Action by Stockholders Without a Meeting. Any action required to be taken at a meeting of the stockholders of the corporation, or any action which may be taken at a meeting of the stockholders, may be taken without a meeting if a consent in writing, setting forth the action so taken, shall be signed by all of the stockholders entitled to vote with respect to the subject matter thereof.
Stockholder Proposals or Nominations. Except as otherwise provided herein or by action of the Board of Directors, stockholder proposals for any action at a stockholder meeting or nomination for election to the Board of Directors may be made by any stockholder entitled to vote at the meeting when the proposal is to be acted upon, or election to be held. Proposals and nominations, other than those made by or on behalf of the existing management of the corporation, shall be made in writing and shall be delivered or mailed to the President of the corporation not less than fourteen (14) days nor more than fifty (50) days prior to the meeting when the proposal is to be acted upon, or election to be held, provided however, that if less thantwenty-one (21) days’ notice of the meeting is given to stockholders, such proposal or nomination shall be mailed or delivered to the President of the corporation not later than the close of business on the seventh day following the day on which the notice of meeting was mailed. Proposals and nominations not made in accordance herewith may, in his or her discretion, be disregarded by the chairman of the meeting, and upon his or her instructions, the vote tellers may disregard all votes cast for each such proposal or nominee.
BOARD OF DIRECTORS
General Powers. The business and affairs of the corporation shall be managed and administered by its Board of Directors. Except as limited by law, all corporate powers shall be vested in and exercised by the Board.

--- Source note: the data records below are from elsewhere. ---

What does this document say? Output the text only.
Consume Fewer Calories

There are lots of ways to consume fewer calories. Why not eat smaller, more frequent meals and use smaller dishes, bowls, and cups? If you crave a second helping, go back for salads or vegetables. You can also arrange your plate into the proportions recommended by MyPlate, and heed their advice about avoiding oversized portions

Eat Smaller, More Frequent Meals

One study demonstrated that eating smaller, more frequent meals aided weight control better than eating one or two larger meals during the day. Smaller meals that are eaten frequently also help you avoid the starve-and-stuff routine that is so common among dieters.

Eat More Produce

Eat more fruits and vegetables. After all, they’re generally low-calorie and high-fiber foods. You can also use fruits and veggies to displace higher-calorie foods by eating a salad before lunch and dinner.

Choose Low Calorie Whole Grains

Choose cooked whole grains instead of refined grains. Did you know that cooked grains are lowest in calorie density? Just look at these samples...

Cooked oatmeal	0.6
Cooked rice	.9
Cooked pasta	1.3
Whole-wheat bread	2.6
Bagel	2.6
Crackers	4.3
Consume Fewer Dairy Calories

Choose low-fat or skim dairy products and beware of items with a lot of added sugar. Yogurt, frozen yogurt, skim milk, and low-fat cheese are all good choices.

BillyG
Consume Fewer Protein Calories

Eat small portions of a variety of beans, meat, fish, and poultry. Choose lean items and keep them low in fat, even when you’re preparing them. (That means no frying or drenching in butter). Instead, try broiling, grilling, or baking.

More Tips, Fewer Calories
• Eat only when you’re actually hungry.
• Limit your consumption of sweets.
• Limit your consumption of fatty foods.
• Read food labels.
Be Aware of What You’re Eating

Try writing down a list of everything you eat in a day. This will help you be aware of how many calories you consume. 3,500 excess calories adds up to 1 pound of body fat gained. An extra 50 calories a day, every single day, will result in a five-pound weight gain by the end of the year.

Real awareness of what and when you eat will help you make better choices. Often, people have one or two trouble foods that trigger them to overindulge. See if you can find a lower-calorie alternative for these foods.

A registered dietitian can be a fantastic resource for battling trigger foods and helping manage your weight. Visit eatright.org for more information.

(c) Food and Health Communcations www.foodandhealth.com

Number and Tenure. Subject to the requirements of the Articles of Incorporation, the Board of Directors may from time to time determine the number of directors by Board resolution. No decrease in the number of directors shall shorten the term of any incumbent director.
Regular Meetings. A regular meeting of the Board of Directors shall be held without other notice than this bylaw, immediately after or conjointly with, and at the same place as, the annual meeting of stockholders. The Board of Directors shall provide, by resolution, the time and place, either within or without the State of Mississippi, for the holding of additional meetings without other notice than such resolution.
Special Meetings. Special meetings of the Board of Directors may be called by or at the request of the President, Chairman of the Board of Directors or by a majority of the Board of Directors. The person or persons authorized to call special meetings of the Board of Directors may fix any place, either within or without the State of Mississippi, as the place for holding any special meeting of the Board of Directors called by them.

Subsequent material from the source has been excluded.